La Vanguardia

Una cierta injusticia

- Fernando Ónega

Ahora que el rey Juan Carlos ha vuelto a las portadas y su hijo trata de restaurar su memoria, me parece oportuno, aunque sea poco prudente, hacer el ejercicio mental de ponerme en su piel. ¿Qué será lo que más le dolió después de su abdicación? Hay algo que sabemos porque él mismo lo confesó: su ausencia en la discreta celebració­n de los 40 años de las primeras elecciones democrátic­as. Quizá la invitación a asistir a la Pascua militar ha sido una primera forma de curar esa y otras heridas. Pero hay un detalle que él nunca confesará y que tengo la osadía de suponer.

Ese detalle es ver cómo el independen­tismo y algunos otros partidos catalanes lo ponen a él y a Felipe VI en la diana de sus ataques. Se han quemado retratos suyos. Se retiró su busto del salón de plenos del Ayuntamien­to de Barcelona. Se ha manifestad­o repudio a sus símbolos en algunas institucio­nes. Se propuso cambiar algunas calles que llevan su nombre. Se ha pitado su presencia en las finales de la Copa del Rey. Se le ha querido presentar como la personific­ación de todas las maldades del Estado español… Trato de entenderlo. Según la Constituci­ón, el Rey simboliza la unidad de ese Estado y tiene lógica que se le designe como principal objetivo que batir si se quiere una república catalana. Se dispara políticame­nte a la cabeza. Y el apellido Borbón, Borbó, no es el más popular en Catalunya por razones históricas muy instaladas en la memoria –también en la deformació­n– colectiva.

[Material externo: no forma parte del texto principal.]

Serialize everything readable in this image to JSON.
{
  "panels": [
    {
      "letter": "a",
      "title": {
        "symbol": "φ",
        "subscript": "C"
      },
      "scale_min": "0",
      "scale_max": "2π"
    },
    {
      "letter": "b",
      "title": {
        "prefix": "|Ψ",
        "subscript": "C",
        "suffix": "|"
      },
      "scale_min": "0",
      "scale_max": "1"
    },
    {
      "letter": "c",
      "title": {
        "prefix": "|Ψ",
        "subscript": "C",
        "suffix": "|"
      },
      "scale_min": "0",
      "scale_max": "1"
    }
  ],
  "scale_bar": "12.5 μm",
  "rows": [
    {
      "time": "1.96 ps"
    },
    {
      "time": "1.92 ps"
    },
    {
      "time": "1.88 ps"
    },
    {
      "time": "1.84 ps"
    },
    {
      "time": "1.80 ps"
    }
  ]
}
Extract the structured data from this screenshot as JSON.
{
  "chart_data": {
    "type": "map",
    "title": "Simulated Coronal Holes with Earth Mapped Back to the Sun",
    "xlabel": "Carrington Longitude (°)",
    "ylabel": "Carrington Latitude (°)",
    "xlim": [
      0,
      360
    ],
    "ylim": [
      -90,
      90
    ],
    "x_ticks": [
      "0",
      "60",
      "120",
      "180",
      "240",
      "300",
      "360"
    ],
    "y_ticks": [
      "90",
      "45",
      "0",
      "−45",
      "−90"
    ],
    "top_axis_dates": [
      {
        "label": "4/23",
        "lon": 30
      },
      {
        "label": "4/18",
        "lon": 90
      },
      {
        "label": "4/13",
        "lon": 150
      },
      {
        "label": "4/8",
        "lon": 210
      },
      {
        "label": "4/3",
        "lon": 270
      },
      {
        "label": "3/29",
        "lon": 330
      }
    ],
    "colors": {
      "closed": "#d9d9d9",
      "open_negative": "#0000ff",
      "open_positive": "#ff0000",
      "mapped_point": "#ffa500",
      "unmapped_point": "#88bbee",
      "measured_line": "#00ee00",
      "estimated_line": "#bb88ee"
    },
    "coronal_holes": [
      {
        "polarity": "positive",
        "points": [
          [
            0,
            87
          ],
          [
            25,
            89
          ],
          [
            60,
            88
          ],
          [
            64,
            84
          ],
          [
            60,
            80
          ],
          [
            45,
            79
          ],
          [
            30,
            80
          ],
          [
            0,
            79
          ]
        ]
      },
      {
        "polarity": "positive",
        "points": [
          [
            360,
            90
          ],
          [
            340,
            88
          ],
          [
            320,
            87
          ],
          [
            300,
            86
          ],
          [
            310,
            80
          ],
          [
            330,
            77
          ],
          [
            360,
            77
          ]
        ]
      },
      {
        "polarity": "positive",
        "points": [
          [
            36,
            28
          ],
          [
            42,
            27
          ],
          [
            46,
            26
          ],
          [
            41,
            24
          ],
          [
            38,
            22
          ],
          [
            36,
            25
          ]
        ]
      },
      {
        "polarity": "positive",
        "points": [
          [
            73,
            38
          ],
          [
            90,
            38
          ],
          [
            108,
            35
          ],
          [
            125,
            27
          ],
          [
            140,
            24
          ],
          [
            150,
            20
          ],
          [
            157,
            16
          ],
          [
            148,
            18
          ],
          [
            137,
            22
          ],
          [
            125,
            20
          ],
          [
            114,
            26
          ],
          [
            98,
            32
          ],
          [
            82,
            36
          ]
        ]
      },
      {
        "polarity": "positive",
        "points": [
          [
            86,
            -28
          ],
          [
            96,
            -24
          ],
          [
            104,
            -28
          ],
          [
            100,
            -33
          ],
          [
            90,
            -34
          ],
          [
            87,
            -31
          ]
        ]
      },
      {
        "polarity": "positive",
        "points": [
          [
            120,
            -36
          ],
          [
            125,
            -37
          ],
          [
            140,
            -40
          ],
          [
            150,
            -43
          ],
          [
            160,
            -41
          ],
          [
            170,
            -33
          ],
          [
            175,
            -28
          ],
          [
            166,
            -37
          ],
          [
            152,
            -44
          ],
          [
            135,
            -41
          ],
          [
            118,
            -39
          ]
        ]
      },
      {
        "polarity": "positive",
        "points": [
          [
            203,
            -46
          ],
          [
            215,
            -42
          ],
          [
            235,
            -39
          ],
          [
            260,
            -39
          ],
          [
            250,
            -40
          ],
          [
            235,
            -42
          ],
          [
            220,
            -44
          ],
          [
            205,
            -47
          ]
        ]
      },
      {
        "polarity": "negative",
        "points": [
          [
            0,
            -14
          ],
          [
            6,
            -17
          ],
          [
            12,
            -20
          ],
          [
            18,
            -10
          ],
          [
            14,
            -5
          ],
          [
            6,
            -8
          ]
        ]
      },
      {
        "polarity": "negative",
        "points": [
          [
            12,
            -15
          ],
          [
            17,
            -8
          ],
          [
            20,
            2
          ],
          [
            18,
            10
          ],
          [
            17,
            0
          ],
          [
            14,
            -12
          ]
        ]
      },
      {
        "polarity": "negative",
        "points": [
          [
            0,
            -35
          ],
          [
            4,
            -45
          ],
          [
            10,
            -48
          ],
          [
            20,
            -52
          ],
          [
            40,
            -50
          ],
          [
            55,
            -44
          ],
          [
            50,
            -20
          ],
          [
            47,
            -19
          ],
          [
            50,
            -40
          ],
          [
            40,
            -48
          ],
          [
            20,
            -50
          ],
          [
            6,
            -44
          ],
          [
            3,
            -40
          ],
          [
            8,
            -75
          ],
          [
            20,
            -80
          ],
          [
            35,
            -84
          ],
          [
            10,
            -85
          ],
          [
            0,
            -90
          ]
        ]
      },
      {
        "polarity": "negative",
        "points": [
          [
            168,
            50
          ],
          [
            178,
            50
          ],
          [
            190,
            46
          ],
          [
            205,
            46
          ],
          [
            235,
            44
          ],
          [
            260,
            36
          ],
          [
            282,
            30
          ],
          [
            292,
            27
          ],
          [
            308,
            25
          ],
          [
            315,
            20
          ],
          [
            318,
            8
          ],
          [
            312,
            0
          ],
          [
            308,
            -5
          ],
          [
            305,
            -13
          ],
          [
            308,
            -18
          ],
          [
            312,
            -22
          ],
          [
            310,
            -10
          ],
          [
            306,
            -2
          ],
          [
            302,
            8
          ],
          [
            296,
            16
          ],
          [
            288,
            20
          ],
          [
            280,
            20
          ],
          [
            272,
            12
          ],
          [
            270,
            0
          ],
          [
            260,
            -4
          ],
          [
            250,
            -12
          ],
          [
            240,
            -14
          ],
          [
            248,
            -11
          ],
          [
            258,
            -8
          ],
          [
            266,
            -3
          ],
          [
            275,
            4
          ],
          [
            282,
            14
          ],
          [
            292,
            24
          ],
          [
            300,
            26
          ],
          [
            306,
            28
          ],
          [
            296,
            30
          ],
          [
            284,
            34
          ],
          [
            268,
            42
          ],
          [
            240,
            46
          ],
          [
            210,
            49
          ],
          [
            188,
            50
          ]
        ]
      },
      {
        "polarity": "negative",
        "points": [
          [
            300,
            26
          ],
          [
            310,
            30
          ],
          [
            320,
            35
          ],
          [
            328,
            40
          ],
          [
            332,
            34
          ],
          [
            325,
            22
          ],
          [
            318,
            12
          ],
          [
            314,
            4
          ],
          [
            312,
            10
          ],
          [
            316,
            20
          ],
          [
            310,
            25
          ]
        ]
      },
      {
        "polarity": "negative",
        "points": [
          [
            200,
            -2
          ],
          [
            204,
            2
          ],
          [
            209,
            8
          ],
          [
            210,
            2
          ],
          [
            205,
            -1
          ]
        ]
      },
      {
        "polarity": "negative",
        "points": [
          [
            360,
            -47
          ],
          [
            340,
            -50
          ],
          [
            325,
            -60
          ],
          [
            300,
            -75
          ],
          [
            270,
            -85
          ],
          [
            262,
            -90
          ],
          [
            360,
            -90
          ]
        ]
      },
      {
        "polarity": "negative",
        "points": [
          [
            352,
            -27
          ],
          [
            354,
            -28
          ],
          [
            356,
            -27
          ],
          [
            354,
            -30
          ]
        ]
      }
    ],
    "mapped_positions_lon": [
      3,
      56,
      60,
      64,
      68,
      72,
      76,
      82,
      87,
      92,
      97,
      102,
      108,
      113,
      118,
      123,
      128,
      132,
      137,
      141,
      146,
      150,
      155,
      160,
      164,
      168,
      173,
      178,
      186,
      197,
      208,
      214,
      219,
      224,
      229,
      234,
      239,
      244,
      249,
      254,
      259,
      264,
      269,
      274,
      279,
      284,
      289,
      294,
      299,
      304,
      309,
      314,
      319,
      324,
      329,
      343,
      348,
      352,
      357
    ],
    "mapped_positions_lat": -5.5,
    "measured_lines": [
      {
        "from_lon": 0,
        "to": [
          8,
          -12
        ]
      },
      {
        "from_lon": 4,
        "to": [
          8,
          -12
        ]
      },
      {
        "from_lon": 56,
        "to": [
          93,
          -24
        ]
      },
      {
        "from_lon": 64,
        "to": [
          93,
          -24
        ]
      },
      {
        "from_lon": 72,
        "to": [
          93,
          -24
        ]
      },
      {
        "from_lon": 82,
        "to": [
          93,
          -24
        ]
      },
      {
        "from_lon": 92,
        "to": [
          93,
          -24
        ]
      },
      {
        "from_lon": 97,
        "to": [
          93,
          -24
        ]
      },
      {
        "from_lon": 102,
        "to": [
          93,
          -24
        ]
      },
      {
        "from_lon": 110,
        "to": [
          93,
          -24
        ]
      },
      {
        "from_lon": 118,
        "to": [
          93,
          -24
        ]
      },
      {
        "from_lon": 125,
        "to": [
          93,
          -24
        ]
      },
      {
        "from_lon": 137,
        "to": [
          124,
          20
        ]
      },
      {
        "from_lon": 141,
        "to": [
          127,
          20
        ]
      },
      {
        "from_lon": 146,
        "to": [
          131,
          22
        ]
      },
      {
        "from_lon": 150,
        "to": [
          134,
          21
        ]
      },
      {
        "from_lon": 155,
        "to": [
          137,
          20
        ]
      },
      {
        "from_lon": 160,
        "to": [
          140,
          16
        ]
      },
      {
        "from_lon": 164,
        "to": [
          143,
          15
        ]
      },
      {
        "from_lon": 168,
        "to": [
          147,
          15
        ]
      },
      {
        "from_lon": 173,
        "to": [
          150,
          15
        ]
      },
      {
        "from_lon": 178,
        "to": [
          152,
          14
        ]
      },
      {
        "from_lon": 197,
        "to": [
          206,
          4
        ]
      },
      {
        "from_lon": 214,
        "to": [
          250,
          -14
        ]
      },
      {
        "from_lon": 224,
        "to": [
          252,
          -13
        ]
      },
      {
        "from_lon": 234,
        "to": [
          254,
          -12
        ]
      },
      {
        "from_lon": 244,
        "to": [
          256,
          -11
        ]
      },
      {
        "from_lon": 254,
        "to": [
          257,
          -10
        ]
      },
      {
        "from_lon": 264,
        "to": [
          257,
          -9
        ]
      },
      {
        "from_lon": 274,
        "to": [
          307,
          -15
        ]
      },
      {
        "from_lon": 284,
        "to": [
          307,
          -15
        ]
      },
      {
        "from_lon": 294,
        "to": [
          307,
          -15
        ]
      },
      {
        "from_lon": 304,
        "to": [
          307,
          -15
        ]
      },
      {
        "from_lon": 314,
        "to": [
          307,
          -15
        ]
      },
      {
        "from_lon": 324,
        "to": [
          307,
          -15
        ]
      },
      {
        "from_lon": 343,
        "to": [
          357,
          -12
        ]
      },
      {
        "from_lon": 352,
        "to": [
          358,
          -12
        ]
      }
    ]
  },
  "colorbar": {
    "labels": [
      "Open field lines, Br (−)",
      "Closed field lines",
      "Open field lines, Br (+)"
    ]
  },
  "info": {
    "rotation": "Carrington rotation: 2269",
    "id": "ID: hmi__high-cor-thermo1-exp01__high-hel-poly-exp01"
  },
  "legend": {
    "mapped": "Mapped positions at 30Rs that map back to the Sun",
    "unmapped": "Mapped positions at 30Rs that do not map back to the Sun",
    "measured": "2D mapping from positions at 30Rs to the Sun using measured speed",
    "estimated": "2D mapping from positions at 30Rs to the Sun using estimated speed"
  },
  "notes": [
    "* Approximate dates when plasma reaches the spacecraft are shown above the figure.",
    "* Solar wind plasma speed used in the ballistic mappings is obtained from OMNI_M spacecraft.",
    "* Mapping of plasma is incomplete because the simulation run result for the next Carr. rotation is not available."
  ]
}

Y este cronista dice: tuvo alguna lógica apuntar contra el rey Juan Carlos y la tendrá que se apunte contra Felipe VI. Así es la política. Pero no me digan que es justo presentar como enemigo de Catalunya al monarca que supo escuchar la calle cuando la calle pedía “Llibertat, amnistia, Estatut d’Autonomia”; al que creó un clima de consenso que dio lugar a una Constituci­ón votada por el 91 por ciento de los catalanes; al que aglutinó aquel esfuerzo colectivo de Barcelona’92; al que recuperó del exilio a Tarradella­s y, sobre todo, al que restableci­ó la Generalita­t. No digo que haya que pasar la vida dando las gracias por esos pequeños detalles. Pero sí digo que, al menos, se podrían reconocer.